Cette même année, Siddal et Rossetti qui s'étaient rencontrés lors de l'élaboration de La Nuit des rois (avec Rossetti dans le rôle du bouffon), deviennent de plus en plus proches. Rossetti, avec ses yeux d'un noir intense et ses cheveux bruns, incarnait alors le parfait archétype du héros romantique. Dés lors, Siddal et Rossetti ne se quittent plus. Il semblerait que c'est à partir de cet instant que Rossetti prit la décision de préserver jalousement celle qu'il surnommait avec affection "ma colombe" ou "Guggums", à l'exclusion de presque tous les autres modèles favoris des autres préraphaélites. Lizzie n'eut pas de mal à être convaincue après la désastreuse expérience d'Ophélie. Ils se seraient ainsi installés ensemble dans le quartier de Blackfriars. Leur ami Ford Madox Brown, l'un des rares visiteurs admis à Chatham Place par Rossetti, écrivit en 1856 dans son journal: "Rossetti m'a montré un tiroir rempli de dessins de Guggums, dieu sait combien (...) C'est une véritable obsession !".
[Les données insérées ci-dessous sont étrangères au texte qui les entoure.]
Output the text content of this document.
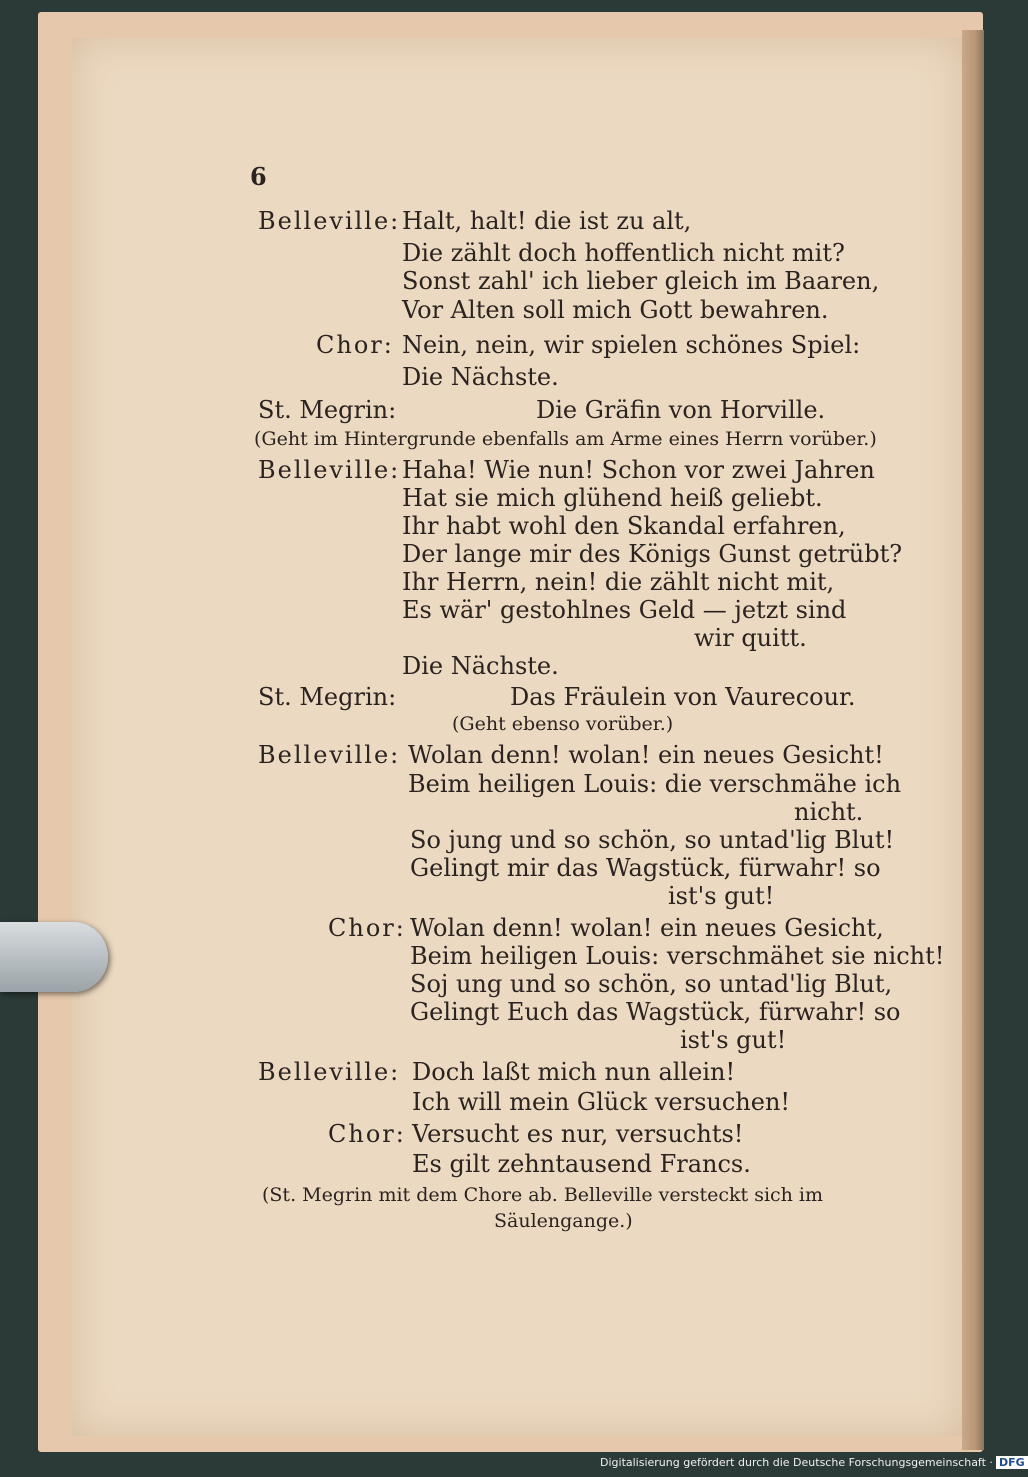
6
Belleville: Halt, halt! die ist zu alt,
Die zählt doch hoffentlich nicht mit?
Sonst zahl' ich lieber gleich im Baaren,
Vor Alten soll mich Gott bewahren.
Chor: Nein, nein, wir spielen schönes Spiel:
Die Nächste.
St. Megrin:	Die Gräfin von Horville.
(Geht im Hintergrunde ebenfalls am Arme eines Herrn vorüber.)
Belleville: Haha! Wie nun! Schon vor zwei Jahren
Hat sie mich glühend heiß geliebt.
Ihr habt wohl den Skandal erfahren,
Der lange mir des Königs Gunst getrübt?
Ihr Herrn, nein! die zählt nicht mit,
Es wär' gestohlnes Geld — jetzt sind
wir quitt.
Die Nächste.
St. Megrin:	Das Fräulein von Vaurecour.
(Geht ebenso vorüber.)
Belleville: Wolan denn! wolan! ein neues Gesicht!
Beim heiligen Louis: die verschmähe ich
nicht.
So jung und so schön, so untad'lig Blut!
Gelingt mir das Wagstück, fürwahr! so
ist's gut!
Chor: Wolan denn! wolan! ein neues Gesicht,
Beim heiligen Louis: verschmähet sie nicht!
Soj ung und so schön, so untad'lig Blut,
Gelingt Euch das Wagstück, fürwahr! so
ist's gut!
Belleville: Doch laßt mich nun allein!
Ich will mein Glück versuchen!
Chor: Versucht es nur, versuchts!
Es gilt zehntausend Francs.
(St. Megrin mit dem Chore ab. Belleville versteckt sich im
Säulengange.)
Digitalisierung gefördert durch die Deutsche Forschungsgemeinschaft · DFG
Les deux amants vivaient coupés de leur entourage familial et amical, dans un monde isolé, peuplé de rêves et de légendes médiévales. Ils partageaient non seulement les mêmes goûts littéraires, mais aussi une personnalité extravagante et une sensibilité à fleur de peau. Tous deux enclins à la dépression, ils étaient connus pour leurs sautes d'humeur bien avant leur addiction au laudanum. La première oeuvre de Rossetti dans laquelle figure Elizabeth Siddal est une aquarelle intitulée Le premier anniversaire de la mort de Béatrice (1853). Le jeune homme développe une étrange fascination pour son amante qu'il représente inlassablement, sur une centaine de dessins, gravures et esquisses. Progressivement, Lizzie le modèle se confond avec le personnage de Béatrice, la bien-aimée de Dante dont Rossetti partage le prénom et les origines latines. Rossetti était né Charles Gabriel Dante mais il changea son nom pour s'identifier à son mentor, le poète Dante Alighieri. Ce dessin à la plume évoque la nature fusionnelle de la relation entre l'artiste et sa muse. Rossetti a inversé les rôles traditionnels; cette fois-ci, c'est Elizabeth qui est assise à son chevalet et Gabriel qui pose pour elle.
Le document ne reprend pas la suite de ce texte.